Reddit plays host to everything from movie and gaming communities, to information about your local city, to food-related, beauty, and fashion content.

“Literally, if you are into a thing, you can find it,” says Angerami. “And every single one of those communities has their own vernacular, their own flavor, they have their own way of talking to each other and working together on certain things.”

Angerami and his team work with brands to understand what they’re trying to accomplish in their marketing campaigns, to best recommend how a brand interacts with their targeted communities. Reddit’s main advertising products include promoted posts, which can be interactable (i.e., users can leave comments), “megathreads”, which compile information, news, and reviews for things such as for product releases, and Ask Me Anythings (AMAs), where company and brand representatives can directly interact with Redditors to answer questions.

“And so, depending on the brand and what they’re trying to accomplish, we might have a different recommendation for each of those things,” says Angerami, who stresses that he often suggests brands probe communities to understand what their needs are, what they’re looking for in a (relevant) product, and what real direct feedback on their products may be.

“I [often] recommend doing an engagement prompt or doing a promoted AMA specifically in those communities. They probably want to talk to you, and they want to talk to you as a real human being, not just a big robotic brand.”

While companies have been accused by some of Reddit’s own users of astroturfing campaigns (i.e., making advertisements appear as though they are organic), Angerami tells The Media Leader that, while theoretically possible, it’s very difficult to game Reddit’s popularity ranking system in such a way, as there’s “millions upon millions of users on the platform that all have a say in what content you’re seeing”.

Brand suitability

Angerami says that Reddit’s pool of users has grown to encompass a wider demographic than the male-heavy population it was once known for, telling The Media Leader that “we’re much more evenly split now between male and female”, and that the company has taken steps toward internationalization in recent years to further grow its reach.

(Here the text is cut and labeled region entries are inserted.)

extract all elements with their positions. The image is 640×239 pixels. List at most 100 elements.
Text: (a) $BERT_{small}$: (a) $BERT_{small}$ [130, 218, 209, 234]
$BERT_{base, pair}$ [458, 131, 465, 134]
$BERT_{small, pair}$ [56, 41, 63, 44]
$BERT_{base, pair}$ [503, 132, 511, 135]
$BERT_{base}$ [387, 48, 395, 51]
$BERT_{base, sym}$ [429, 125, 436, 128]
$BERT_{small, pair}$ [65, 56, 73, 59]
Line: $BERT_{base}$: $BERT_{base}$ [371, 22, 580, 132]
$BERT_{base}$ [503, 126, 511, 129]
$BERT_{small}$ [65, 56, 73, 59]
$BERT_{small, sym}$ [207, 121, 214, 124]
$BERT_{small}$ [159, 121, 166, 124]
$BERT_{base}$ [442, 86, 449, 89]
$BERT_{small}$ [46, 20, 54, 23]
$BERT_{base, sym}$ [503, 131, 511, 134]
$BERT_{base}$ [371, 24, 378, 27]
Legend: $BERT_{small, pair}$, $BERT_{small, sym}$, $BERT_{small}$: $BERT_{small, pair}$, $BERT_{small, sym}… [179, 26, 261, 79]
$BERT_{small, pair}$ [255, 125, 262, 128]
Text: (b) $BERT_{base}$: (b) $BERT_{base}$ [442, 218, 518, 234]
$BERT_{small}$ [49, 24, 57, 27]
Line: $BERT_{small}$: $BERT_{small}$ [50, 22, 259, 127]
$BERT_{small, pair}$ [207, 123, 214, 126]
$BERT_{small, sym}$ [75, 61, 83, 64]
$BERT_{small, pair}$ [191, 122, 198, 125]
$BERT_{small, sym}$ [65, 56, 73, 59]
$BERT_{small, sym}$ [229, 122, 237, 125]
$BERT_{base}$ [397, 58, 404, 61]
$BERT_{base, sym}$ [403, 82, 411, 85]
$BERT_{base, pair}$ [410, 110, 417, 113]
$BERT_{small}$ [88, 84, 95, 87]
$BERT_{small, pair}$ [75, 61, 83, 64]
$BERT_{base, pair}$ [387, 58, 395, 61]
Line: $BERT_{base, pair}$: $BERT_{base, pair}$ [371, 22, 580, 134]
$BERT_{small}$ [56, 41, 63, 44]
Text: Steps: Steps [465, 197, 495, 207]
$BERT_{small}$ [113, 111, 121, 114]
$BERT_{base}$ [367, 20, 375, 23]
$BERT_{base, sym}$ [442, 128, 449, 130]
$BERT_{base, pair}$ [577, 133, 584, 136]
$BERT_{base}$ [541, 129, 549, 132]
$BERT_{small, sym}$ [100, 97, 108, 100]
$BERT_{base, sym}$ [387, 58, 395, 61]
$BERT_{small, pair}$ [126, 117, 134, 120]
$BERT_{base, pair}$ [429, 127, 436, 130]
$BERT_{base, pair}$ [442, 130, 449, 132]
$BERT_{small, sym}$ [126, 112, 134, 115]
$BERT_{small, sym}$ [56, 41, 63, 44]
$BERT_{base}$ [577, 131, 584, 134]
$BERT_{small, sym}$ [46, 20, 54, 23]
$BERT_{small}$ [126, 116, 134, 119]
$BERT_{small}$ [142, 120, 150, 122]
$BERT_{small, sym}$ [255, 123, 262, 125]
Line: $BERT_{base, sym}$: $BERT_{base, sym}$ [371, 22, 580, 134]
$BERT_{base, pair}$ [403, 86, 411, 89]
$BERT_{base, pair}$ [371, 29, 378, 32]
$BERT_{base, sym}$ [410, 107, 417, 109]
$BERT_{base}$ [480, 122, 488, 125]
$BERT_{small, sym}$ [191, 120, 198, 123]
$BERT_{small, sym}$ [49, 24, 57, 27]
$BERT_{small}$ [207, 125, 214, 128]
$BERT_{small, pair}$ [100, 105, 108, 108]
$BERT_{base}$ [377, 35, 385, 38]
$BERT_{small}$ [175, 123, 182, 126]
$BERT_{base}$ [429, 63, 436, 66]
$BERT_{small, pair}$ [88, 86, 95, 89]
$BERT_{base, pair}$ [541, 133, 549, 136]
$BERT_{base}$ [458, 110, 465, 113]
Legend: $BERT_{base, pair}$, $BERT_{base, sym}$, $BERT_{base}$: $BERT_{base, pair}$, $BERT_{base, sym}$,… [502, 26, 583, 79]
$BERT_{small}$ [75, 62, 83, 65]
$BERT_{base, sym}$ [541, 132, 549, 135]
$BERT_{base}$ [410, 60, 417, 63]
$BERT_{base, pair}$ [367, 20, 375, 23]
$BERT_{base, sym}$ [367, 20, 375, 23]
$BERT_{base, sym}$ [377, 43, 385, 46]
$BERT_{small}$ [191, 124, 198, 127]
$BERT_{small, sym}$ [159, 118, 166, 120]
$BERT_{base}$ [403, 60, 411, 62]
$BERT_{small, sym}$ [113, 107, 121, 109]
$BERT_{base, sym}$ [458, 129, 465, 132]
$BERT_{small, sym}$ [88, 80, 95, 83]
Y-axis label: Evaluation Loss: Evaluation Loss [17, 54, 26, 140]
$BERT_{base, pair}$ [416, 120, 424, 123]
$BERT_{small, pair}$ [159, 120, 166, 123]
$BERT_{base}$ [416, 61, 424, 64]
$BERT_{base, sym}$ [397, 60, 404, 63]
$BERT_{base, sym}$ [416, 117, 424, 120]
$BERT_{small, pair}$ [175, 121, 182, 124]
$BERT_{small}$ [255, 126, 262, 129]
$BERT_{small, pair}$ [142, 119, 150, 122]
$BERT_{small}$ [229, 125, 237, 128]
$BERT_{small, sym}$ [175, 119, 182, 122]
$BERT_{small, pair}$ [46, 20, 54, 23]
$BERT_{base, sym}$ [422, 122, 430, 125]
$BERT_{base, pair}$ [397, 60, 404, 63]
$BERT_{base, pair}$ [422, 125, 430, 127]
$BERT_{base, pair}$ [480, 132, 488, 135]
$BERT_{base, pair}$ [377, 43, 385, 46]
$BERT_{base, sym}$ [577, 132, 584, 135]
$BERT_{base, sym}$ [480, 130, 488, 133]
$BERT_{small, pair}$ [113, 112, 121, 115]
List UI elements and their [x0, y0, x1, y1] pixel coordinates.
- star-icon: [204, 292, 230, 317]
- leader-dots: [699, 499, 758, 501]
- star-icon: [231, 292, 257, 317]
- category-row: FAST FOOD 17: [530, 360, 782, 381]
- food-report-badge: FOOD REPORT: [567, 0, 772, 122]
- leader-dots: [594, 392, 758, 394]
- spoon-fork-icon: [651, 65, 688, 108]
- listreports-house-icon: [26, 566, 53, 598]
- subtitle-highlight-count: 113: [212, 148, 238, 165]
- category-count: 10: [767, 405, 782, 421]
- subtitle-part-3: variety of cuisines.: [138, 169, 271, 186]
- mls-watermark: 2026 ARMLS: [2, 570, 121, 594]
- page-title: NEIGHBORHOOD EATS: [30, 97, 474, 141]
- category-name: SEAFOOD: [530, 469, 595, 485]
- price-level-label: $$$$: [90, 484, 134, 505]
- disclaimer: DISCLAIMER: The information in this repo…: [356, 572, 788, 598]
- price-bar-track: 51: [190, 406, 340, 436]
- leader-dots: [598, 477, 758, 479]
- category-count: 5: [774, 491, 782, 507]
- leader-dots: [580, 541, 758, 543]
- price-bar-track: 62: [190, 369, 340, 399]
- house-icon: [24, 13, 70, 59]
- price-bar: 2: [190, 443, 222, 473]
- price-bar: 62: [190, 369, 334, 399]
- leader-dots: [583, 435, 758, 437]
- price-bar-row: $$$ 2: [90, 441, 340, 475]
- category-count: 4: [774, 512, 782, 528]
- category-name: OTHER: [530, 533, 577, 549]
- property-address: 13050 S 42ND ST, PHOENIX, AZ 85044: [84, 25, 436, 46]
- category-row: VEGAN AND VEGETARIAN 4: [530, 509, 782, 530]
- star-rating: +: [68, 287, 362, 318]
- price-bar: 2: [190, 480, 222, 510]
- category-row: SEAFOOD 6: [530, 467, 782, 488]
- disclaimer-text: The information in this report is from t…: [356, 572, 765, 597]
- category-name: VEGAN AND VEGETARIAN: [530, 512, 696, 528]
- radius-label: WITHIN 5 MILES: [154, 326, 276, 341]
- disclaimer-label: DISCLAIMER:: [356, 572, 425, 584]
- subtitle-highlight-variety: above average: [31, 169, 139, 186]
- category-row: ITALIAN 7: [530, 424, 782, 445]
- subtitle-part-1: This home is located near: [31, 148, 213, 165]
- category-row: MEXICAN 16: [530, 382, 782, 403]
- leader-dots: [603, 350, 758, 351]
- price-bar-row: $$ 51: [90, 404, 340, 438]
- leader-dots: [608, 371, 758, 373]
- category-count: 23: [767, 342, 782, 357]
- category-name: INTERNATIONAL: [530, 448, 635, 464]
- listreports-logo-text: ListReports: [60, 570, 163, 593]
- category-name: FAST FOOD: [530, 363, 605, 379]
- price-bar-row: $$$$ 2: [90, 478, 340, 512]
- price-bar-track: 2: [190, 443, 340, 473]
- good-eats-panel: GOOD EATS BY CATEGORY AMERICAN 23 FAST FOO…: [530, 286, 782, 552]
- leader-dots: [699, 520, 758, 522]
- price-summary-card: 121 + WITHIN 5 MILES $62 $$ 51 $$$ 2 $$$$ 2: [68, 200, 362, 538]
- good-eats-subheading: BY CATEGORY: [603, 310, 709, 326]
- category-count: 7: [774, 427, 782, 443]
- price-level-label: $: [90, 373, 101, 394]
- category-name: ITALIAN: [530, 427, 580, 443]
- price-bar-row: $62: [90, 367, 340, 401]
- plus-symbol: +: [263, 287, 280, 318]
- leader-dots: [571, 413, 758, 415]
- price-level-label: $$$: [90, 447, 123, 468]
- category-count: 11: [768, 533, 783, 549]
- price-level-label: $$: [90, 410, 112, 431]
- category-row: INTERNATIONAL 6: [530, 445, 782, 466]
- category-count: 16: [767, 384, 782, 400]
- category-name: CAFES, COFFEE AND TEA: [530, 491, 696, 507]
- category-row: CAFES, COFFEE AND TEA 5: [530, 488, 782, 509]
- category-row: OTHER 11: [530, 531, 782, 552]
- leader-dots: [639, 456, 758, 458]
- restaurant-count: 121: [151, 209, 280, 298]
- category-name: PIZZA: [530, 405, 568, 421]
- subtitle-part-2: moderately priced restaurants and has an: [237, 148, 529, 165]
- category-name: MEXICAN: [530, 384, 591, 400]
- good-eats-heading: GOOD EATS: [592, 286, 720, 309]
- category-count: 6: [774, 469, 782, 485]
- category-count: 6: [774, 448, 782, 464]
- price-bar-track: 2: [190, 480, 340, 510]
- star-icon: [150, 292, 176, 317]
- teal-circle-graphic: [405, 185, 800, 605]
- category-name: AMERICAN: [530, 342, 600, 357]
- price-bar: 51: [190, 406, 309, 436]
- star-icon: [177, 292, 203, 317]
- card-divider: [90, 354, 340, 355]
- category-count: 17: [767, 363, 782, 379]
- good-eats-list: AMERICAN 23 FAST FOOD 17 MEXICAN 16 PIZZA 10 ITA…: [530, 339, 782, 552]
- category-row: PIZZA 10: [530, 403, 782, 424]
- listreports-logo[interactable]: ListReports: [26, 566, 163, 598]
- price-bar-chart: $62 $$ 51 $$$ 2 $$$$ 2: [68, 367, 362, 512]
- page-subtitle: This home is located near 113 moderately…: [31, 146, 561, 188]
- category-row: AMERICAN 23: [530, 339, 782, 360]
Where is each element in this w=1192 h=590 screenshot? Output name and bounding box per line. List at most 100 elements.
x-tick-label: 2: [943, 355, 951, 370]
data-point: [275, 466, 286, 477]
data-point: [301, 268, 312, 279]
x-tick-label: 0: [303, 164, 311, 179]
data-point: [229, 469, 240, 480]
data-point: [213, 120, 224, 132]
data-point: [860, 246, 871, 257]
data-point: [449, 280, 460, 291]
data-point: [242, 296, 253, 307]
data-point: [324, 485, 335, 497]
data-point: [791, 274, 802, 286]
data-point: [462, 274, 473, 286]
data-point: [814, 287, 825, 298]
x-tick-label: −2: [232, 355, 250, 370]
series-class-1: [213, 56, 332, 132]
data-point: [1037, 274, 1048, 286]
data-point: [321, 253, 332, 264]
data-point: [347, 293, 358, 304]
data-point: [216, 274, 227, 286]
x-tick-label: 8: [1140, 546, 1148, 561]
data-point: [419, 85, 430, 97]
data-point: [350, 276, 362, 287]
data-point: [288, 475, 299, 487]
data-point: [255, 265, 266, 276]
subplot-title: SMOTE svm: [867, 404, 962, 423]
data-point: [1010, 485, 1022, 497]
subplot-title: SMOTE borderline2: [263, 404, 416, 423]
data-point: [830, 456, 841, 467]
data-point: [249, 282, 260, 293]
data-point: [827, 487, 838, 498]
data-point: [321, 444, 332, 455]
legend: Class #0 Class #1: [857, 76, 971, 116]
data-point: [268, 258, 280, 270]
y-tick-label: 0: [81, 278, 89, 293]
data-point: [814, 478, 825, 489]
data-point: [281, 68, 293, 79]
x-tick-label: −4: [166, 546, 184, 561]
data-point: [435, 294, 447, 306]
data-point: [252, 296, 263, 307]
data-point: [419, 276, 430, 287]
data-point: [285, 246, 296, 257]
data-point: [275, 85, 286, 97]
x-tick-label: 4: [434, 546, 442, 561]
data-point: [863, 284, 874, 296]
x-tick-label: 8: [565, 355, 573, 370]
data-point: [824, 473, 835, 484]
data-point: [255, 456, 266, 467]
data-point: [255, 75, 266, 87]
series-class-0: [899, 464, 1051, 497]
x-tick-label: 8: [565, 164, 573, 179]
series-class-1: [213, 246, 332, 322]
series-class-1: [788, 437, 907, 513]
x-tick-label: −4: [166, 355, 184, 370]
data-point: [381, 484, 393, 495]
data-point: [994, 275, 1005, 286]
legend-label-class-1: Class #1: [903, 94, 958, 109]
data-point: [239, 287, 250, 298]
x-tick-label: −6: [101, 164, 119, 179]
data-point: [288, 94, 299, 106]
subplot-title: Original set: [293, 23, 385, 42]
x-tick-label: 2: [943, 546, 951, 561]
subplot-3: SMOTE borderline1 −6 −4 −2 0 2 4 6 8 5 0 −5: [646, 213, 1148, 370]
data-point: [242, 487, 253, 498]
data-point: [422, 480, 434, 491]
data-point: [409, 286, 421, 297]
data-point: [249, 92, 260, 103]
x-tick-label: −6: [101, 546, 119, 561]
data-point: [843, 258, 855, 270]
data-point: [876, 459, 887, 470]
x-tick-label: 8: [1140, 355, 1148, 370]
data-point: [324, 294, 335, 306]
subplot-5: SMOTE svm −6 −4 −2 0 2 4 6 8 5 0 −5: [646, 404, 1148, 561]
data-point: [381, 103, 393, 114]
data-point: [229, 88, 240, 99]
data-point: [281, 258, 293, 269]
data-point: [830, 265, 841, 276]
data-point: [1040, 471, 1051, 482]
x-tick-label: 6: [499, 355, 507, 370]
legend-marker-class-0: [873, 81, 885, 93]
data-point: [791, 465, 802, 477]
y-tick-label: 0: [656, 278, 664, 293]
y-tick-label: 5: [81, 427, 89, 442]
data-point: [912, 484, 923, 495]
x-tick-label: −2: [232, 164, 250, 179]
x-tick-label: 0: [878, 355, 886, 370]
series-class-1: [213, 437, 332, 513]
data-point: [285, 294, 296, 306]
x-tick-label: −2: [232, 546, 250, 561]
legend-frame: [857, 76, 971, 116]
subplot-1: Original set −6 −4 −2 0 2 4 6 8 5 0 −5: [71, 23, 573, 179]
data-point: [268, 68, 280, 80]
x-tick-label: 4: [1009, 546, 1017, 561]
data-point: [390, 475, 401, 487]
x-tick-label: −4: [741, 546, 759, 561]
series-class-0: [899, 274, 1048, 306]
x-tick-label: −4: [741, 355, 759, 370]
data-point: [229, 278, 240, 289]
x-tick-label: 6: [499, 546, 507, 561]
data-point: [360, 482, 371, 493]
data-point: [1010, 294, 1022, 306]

While Reddit would not release internal granular demographic data to The Media Leader to confirm Angerami’s claims, Statista reports that a 47.1% plurality of Reddit users still come from the US, with the UK containing its second-largest userbase (7.5%) in terms of desktop traffic.

Angerami called the recent progress in building out local international communities that discuss regional-specific topics in their non-English language countries “astounding”, and an opportunity for brands to further tailor and expand their consumer bases.

Reddit’s large and purportedly more diverse pool of communities does mean that not all brands will want to be associated with some, if not even most subreddits. Angerami pointed out that there are “controls that we’ve always had in place” where advertisers can pick and choose in which subreddits they want their ads to run, or whether they are okay with doing a campaign across a broad range of communities. The company rolled out inventory types in 2020 that allows them to more granularly control such brand safety solutions.

But for Angerami, his concern is less about “brand safety” as it is with “brand suitability”. That is, just because Reddit has “content for everything that is on the internet”, does not mean that advertisers should use everything at their disposal.

He poses questions to his clients such as: are you using the right vernacular? Are you in the right subreddit (there can be a dozen flavors of the same type of sub, which one is the right one for you)? How do you want your brand to appear? Do you want to really lean into community? Do you want to also organically post?

Reddit’s in-house creative services team, KarmaLab, provides further support, with Angerami describing their work as often making sure ads don’t come across as “how do you do, fellow kids-y”, by maintaining brand messaging while also “recogniz[ing] the room that you’re in”.

No longer just the front page of the internet, the site is a veritable apartment block of unique rooms; marketers need proceed with creativity and healthy caution to succeed.